A protest in Bristol city center which caused travel disruption on Thursday was a precursor to wider civil action and disruption, Bower News has been told.
The appointed “legal observer” for the event on behalf of the Rising Up Network, indicated that the protest was a ‘training action’ for wider civil disobedience in the capital ‘aimed at causing transportation collapse’.
The event which took place opposite the Bristol Hippodrome lasted for 10 minutes and had been agreed in advance with Avon and Somerset Police.
The aims of Thursday’s protest were to highlight air pollution along the A38 and the lack of action taken by the city council to reduce it.
On 31 October, the group Extinction Rebellion will issue an official ‘Declaration of Rebellion’ with the intention of further ‘non direct violent action’ for two weeks from 12 November with the promise that ‘If no constructive response is made by the government then an escalation of disruption and sacrifice will take place’.

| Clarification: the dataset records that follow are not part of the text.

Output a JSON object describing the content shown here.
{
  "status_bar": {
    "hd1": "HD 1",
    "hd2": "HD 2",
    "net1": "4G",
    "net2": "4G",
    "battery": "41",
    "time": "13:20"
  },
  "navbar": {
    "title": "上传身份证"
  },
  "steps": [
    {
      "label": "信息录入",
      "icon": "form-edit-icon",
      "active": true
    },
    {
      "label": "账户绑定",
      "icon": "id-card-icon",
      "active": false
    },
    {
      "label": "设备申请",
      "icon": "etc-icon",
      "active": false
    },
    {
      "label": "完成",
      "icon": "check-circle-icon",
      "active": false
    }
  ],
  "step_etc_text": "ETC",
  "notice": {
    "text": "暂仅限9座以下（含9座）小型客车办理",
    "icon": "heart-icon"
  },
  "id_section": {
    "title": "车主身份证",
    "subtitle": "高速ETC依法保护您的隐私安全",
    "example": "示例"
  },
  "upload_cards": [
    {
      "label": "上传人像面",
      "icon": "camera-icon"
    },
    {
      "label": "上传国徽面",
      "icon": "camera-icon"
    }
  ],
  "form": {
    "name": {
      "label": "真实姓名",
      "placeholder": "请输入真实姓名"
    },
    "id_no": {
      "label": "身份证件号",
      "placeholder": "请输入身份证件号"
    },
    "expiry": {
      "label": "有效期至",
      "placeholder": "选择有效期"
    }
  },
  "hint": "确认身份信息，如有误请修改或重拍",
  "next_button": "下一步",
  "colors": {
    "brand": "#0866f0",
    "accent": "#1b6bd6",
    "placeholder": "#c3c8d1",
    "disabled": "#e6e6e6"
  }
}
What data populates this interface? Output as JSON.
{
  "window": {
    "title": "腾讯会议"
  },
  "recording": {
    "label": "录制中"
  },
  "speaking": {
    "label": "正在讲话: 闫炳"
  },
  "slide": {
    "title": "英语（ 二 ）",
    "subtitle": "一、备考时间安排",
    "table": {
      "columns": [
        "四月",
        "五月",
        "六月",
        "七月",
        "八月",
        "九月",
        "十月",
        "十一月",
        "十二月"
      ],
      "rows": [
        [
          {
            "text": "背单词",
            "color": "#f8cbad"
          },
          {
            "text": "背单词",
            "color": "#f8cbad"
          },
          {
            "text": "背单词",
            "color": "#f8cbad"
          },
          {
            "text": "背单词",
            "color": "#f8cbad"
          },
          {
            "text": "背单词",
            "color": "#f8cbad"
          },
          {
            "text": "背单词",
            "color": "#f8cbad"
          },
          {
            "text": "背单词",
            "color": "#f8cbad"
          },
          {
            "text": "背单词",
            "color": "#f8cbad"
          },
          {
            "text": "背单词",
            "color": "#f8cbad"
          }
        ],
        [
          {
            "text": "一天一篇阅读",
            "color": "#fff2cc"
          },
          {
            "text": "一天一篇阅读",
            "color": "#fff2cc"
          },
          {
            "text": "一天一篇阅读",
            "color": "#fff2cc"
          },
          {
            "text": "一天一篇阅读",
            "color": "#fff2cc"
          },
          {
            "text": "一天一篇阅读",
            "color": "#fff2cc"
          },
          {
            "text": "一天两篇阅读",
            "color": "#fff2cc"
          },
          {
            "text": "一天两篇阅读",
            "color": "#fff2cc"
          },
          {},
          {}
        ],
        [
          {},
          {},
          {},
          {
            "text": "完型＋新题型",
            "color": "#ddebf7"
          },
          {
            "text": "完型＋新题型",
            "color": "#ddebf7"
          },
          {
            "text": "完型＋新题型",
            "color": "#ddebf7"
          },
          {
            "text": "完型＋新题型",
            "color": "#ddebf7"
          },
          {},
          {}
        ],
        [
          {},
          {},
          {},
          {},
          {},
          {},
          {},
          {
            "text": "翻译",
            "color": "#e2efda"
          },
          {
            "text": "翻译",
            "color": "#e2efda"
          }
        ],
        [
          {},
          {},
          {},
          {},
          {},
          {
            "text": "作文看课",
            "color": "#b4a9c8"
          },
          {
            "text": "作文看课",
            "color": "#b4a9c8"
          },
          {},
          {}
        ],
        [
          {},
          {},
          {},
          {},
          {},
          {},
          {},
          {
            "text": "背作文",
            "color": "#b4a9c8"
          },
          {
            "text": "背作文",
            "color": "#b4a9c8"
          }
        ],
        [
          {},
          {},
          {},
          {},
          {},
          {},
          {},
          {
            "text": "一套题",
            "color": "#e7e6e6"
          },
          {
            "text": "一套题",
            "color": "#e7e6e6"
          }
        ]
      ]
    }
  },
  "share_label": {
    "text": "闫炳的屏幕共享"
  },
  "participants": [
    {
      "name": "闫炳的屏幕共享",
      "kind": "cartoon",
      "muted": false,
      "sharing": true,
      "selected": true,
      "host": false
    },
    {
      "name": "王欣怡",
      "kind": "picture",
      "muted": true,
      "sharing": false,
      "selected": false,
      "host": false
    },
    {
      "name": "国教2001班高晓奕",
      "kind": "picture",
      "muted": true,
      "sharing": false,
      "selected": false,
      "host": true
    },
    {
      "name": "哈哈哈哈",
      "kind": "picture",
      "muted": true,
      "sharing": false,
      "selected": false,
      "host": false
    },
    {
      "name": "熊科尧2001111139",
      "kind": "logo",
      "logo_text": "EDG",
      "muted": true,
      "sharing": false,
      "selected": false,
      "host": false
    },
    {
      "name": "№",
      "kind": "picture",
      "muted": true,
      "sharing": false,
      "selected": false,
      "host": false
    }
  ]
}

Peaceful protests have brought about change in Bristol in the past. The Bristol the bus boycott of 1963, protested against the non employment of Black and Asian bus drivers and led to the first black bus driver in the UK being appointed. This is in stark contrast to 2011’s ‘Tesco Riots’, which ended in violence and were ultimately unsuccessful.
Extinction Rebellion are organising over 100 public meetings and talks around the country in the coming months.